Simalakama ATM Rp20.000
Meski banyak masyarakat yang mencari ATM dengan pecahan Rp20.000, menurut kalangan praktisi tidak sepenuhnya dapat kembali diterapkan meluas.
Bagaikan peribahasa simalakama, mesin ATM dengan nominal terkecil itu dinilai dapat memenuhi kebutuhan masyarakat, namun disisi lain menjadi beban bagi perbankan.
Direktur Riset Center of Reform on Economics (Core) Piter Abdullah mengatakan pemilihan pecahan uang pada ATM didasarkan kepada kebutuhan nasabah.
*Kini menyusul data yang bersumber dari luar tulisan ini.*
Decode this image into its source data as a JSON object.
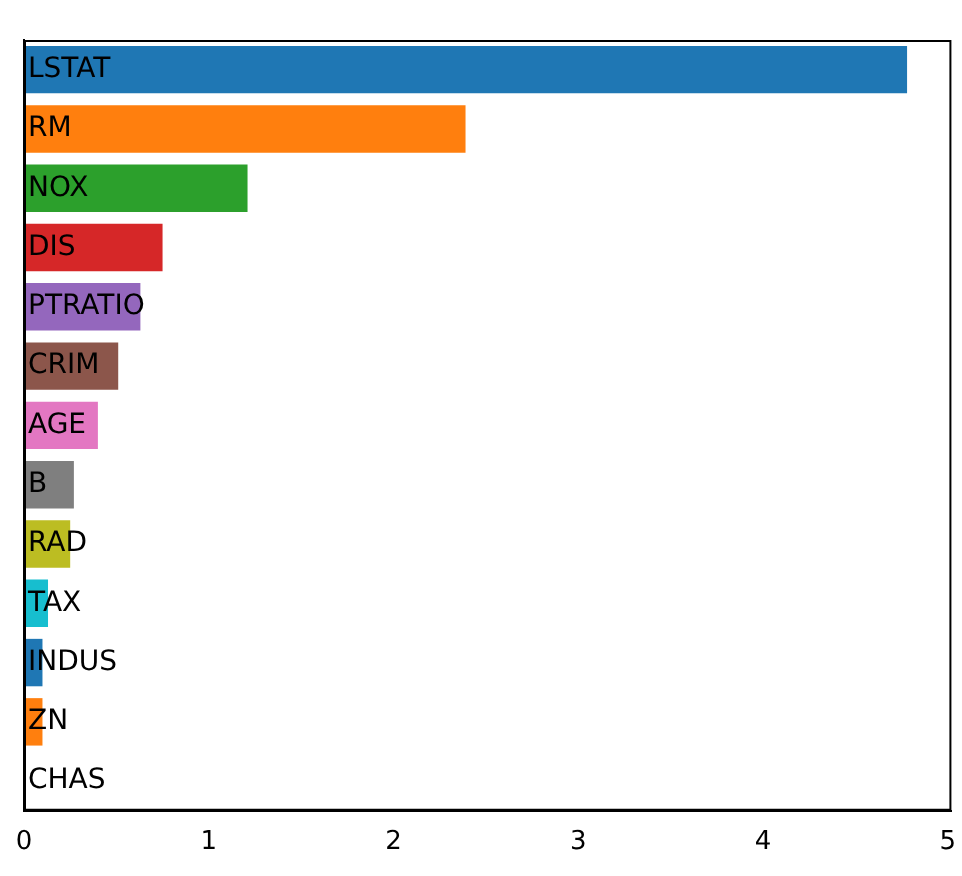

Misal ATM di Pondok Indah, dimana nasabahnya mayoritas penghuni Pondok Indah yang diasumsikan masyarakat kaya, tidak banyak membutuhkan pecahan kecil.
Bank, lanjutnya, akan lebih memilih ATM pecahan terbesar.
"Sebaliknya untuk ATM yang ditempatkan sekitar pasar tradisional yang diasumsikan banyak butuh uang kecil, bank bisa menempatkan ATM pecahan 20.000,” kata Piter, Kamis (5/5).
Dia menilai keberadaan ATM pecahan Rp20.000 masih relevan dan sangat bergantung kebutuhan nasabah. Bank, kata Piter, sangat tahu karakteristik dan kebutuhan nasabahnya.
Baca Juga
“Masing-masing bank punya nasabah yang berbeda,” kata Piter.
Sementara itu, Direktur Center of Economic and Law Studies (Celios) Bhima Yudhistira menilai keberadaan mesin ATM pecahan Rp20.000 berisiko menjadi beban perbankan. Biaya operasional bank tentu lebih mahal apabila penarikan pecahan terlalu kecil.
Di beberapa tempat seperti perkantoran dan pusat perbelanjaan modern, kata Bhima, transaksi mulai bergeser ke cashless maka operasional ATM pecahan kecil menjadi cost center bank alias pemborosan yang tidak perlu.
“Relevansi pecahan kecil hanya tepat di wilayah pasar tradisional. Itupun mempertimbangkan wilayah yang jauh dari kantor cabang bank atau koneksi internetnya masih terbatas,” lanjut Bhima.